Não sei ao certo em que
momento o silêncio tomou conta de nós. Talvez tenha sido em alguma manhã comum,
enquanto o café esfriava na mesa e os olhos se desviavam, buscando refúgios
invisíveis.
O amor, que antes pulsava
nos gestos pequenos, agora parecia um eco distante de algo que fomos - ou
sonhamos ser.
Ela - a pessoa que
compartilhou comigo tantas estações - mudou. Ou talvez tenha sido eu quem mudou
primeiro, esperando constância onde só havia movimento. Passávamos um pelo
outro como se habitássemos cidades distintas, ainda que sob o mesmo teto.
Havia uma frieza, sim.
Mas não aquela dos vilões das histórias. Era a frieza de quem tenta sobreviver à
afetos que já não aquecem, de quem endurece os gestos para não ferir mais - nem
se deixar ferir. E eu, no meu orgulho e apego, confundi isso com abandono.
No início, tentei
entender. Cada silêncio, cada palavra não dita, parecia esconder significados
que eu me esforçava para decifrar. Perguntei-me se havia feito algo errado, se
havia falhado em ser abrigo, presença, ternura.
Mas percebi que a vida é
feita também de distâncias involuntárias, e nem sempre o que se rompe tem
culpados.
Ela não me devia
constância. Ninguém deve. O que antes foi afeto sincero, talvez tenha apenas
seguido seu curso natural - como um rio que muda a rota com o tempo, sem
violência, apenas porque é da natureza da água buscar outros caminhos.
Ainda assim, doía. Doía à
ausência nos olhos dela, a falta de resposta nos toques, a maneira como as
palavras dela, antes cheias de música, tornaram-se pausadas, econômicas. Era
como se ela estivesse partindo aos poucos, em silêncio - e eu ficava para trás,
tentando segurar o que já não me cabia.
Houve noites em que me
peguei olhando para o teto, buscando respostas nas sombras.

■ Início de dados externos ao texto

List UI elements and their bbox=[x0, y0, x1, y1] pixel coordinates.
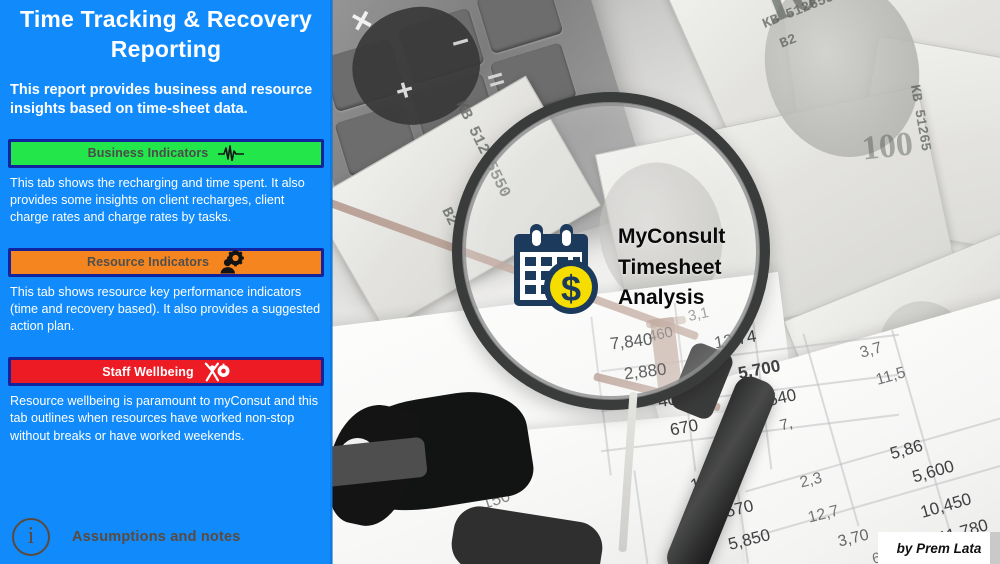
bill-denomination: 100 bbox=[860, 125, 915, 168]
brand-title-line-3: Analysis bbox=[618, 283, 725, 313]
brand-logo-block: $ MyConsult Timesheet Analysis bbox=[508, 222, 725, 314]
tab-staff-wellbeing[interactable]: Staff Wellbeing bbox=[8, 357, 324, 386]
brand-title-line-1: MyConsult bbox=[618, 222, 725, 252]
author-credit-box: by Prem Lata bbox=[878, 532, 1000, 564]
tab-resource-indicators-label: Resource Indicators bbox=[87, 255, 209, 269]
person-gear-icon bbox=[219, 251, 245, 273]
info-circle-icon: i bbox=[12, 518, 50, 556]
tab-business-indicators-label: Business Indicators bbox=[88, 146, 209, 160]
tab-business-indicators-description: This tab shows the recharging and time s… bbox=[8, 175, 324, 226]
brand-title-line-2: Timesheet bbox=[618, 253, 725, 283]
panel-right-edge bbox=[330, 0, 333, 564]
brand-title: MyConsult Timesheet Analysis bbox=[618, 222, 725, 313]
svg-text:$: $ bbox=[561, 268, 581, 309]
assumptions-and-notes-button[interactable]: i Assumptions and notes bbox=[12, 518, 241, 556]
tab-resource-indicators-description: This tab shows resource key performance … bbox=[8, 284, 324, 335]
person-wellbeing-icon bbox=[204, 361, 230, 383]
calendar-dollar-coin-icon: $ bbox=[508, 222, 600, 314]
report-cover-page: × + − = 100 100 100 KB 51265550 B2 KB 51… bbox=[0, 0, 1000, 564]
author-credit-text: by Prem Lata bbox=[897, 541, 982, 556]
assumptions-and-notes-label: Assumptions and notes bbox=[72, 529, 241, 545]
tab-resource-indicators[interactable]: Resource Indicators bbox=[8, 248, 324, 277]
tab-staff-wellbeing-description: Resource wellbeing is paramount to myCon… bbox=[8, 393, 324, 444]
left-info-panel: Time Tracking & Recovery Reporting This … bbox=[0, 0, 332, 564]
credit-scrollbar-stub bbox=[990, 532, 1000, 564]
page-title: Time Tracking & Recovery Reporting bbox=[8, 4, 324, 65]
heartbeat-pulse-icon bbox=[218, 142, 244, 164]
page-subtitle: This report provides business and resour… bbox=[8, 81, 324, 120]
tab-staff-wellbeing-label: Staff Wellbeing bbox=[102, 365, 194, 379]
tab-business-indicators[interactable]: Business Indicators bbox=[8, 139, 324, 168]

Perguntava-me se o
amor tinha prazo, se a ternura poderia morrer de cansaço. E me assustava a
possibilidade de que sim - de que o que nos une possa, um dia, simplesmente
cessar.
Não à odiei. Nem poderia.
O que senti foi algo mais confuso: um misto de tristeza e admiração, uma espécie
de luto por tudo que fomos. Havia força nela, uma firmeza que eu não
compreendia, e que às vezes me feria - não por maldade, mas porque me lembrava
da minha própria fragilidade.
Aos poucos, fui
compreendendo que o amor não é posse. Que insistir em prender alguém que já
partiu por dentro é também uma forma de violência. E que, se há algo de digno
na dor, é aprender a deixá-la seguir.
Naquela manhã, quando ela
enfim partiu - levando apenas o essencial e deixando um perfume leve no ar - eu
não disse nada. Observei a porta se fechar com suavidade, como se ela soubesse
que já havia se despedido muito antes, em gestos imperceptíveis.
Sentei-me no sofá vazio.
O silêncio era agora completo, mas, estranhamente, já não parecia hostil. Era o
silêncio de algo que se conclui, que chega ao fim sem alarde. E eu, pela
primeira vez, não lutei contra ele.
Não há heroísmo no
sofrimento. Há, talvez, aprendizado. Ela foi uma presença marcante, e disso não
duvido. Trouxe luz, trouxe sombra - e, sobretudo, espelhos. Através dela, vi o
melhor e o pior de mim mesmo. E por isso, apesar da dor, sou grato.
Agora, sigo. Com as cicatrizes que me lembram do que vivi, mas também com a leveza de quem aprendeu que amar não é reter. É permitir. Permitir que o outro exista, mude, parta - e que, mesmo assim, algo de verdadeiro permaneça em nós.